= Japan Computer Access Network =

Japan Computer Access Network (JCA-NET) is a Tokyo-based group aligned with the progressivism political philosophy that aims at empowering citizen's activities through the Internet.

==History==
JCA-NET was founded in April 1997 as a member of the Association for Progressive Communications. An earlier group called Japan Computer Access was founded in 1993 in response to the 1990–1991 Gulf War. JCA-NET provides networking tools for non-governmental organizations (NGOs) and social movements, working closely with the Asialink, which is an Asia-wide NGO information and e-mail networks.

==Purpose==
The group calls itself an "Internet service provider for development by people". This internet service was created for people wishing to publicise their activities, and know of other people's movements and activities across the globe.

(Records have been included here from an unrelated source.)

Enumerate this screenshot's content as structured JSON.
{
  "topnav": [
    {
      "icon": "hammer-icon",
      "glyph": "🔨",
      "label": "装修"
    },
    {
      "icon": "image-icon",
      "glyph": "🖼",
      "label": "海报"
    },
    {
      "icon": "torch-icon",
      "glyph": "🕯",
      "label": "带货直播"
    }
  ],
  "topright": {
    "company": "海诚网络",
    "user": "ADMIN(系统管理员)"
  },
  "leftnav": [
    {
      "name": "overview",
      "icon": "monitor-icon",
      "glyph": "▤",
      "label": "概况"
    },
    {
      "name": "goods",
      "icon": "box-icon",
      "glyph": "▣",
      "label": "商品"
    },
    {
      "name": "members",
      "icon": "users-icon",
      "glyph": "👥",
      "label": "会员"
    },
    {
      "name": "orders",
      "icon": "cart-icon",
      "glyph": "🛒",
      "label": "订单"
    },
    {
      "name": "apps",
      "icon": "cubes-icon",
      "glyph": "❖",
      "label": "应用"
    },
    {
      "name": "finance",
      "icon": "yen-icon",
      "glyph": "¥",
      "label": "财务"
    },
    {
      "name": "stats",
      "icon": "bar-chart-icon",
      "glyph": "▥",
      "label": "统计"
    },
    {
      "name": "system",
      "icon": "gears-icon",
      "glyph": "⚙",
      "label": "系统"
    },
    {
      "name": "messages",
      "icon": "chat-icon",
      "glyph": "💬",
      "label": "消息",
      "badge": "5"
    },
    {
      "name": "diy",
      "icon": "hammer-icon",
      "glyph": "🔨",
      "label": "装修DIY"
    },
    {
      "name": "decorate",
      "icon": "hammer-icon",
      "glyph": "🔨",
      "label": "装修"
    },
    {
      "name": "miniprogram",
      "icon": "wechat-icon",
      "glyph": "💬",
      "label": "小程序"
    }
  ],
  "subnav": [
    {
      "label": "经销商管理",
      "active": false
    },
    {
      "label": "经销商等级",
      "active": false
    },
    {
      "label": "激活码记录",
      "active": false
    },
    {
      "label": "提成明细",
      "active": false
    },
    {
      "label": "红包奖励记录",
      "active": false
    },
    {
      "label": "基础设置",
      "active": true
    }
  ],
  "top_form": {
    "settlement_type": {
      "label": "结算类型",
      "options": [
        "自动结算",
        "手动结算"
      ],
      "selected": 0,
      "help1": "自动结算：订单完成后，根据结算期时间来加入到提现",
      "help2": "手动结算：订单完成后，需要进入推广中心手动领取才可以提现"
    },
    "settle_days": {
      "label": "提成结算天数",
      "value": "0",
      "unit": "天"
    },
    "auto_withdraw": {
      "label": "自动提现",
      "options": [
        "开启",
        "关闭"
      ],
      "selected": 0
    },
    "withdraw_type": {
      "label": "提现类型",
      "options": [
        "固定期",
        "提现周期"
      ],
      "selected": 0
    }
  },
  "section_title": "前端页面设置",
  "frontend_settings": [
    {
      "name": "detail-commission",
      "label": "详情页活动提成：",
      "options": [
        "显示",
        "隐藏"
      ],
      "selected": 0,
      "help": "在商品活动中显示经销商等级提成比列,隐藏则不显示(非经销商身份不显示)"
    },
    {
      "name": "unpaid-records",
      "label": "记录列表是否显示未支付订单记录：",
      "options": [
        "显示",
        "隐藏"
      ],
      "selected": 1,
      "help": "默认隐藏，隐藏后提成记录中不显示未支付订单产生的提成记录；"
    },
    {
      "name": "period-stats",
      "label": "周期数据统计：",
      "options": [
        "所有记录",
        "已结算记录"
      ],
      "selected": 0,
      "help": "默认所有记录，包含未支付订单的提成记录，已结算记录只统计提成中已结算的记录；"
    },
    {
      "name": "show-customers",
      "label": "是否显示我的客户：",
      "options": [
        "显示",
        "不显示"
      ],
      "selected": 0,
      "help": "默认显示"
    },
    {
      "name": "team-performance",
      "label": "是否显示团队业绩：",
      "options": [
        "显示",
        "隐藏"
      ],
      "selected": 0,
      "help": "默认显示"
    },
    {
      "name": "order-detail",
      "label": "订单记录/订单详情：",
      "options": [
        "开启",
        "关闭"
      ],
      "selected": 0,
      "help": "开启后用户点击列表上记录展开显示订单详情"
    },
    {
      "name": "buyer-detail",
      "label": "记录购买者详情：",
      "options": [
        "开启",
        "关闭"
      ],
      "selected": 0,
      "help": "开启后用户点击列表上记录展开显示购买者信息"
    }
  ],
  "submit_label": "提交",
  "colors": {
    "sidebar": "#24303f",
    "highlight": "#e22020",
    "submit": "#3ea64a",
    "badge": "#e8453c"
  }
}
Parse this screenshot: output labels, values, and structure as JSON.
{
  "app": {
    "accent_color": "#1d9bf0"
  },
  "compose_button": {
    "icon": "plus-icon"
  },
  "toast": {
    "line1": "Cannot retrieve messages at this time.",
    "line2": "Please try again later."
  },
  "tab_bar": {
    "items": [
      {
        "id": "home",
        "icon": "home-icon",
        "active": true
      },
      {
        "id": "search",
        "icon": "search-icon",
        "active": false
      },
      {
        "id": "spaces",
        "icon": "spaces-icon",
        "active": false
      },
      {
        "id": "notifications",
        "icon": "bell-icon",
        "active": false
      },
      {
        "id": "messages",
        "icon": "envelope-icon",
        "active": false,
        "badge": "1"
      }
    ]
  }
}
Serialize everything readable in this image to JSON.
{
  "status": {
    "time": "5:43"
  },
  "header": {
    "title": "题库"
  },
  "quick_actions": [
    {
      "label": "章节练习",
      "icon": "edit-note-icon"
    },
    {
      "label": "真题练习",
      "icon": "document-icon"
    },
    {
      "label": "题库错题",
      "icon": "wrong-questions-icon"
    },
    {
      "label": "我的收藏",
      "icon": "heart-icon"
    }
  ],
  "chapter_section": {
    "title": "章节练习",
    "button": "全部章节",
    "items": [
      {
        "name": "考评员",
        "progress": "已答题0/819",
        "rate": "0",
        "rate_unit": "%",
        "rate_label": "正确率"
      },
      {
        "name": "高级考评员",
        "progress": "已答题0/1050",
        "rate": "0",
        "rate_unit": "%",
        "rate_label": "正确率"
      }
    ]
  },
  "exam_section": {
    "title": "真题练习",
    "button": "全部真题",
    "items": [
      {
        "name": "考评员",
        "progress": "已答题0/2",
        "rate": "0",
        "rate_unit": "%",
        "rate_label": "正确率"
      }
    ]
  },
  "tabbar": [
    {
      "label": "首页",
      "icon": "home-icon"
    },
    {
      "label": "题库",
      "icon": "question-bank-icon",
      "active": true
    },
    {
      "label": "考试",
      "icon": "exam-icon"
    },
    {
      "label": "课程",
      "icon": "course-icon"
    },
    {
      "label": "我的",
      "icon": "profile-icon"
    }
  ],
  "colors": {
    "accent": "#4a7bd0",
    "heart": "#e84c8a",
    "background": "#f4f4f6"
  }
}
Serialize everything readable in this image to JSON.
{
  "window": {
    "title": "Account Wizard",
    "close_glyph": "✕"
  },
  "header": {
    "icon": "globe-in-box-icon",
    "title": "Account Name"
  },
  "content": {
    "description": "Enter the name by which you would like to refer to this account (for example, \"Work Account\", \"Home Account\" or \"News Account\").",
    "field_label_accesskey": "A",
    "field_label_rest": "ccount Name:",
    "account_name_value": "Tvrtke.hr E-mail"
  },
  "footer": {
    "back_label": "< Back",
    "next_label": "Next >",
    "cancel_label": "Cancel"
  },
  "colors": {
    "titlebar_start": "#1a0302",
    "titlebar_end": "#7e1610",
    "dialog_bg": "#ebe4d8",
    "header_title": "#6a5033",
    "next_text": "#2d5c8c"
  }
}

JCA-NET's main objective is to play the role of a "non-profit Internet provider that internationally links the information released by people and NGOs." It works to take technologies like electronic conference rooms, mailing lists and home pages to the alternate, development and campaign sectors. JCA-NET reported about a thousand subscribers on its mailing list in 2006.

Japan Computer Access For Empowerment (JCAFE) was also founded in 1993. JCAFE provides Internet technology and skills to support NGOs. Hamada 'Taratta' Tadahisa was chairman of JCAFE in 2006 when it joined the Association for Progressive Communications. At the time he reported 100 members, and support for 400 NGOs in Japan.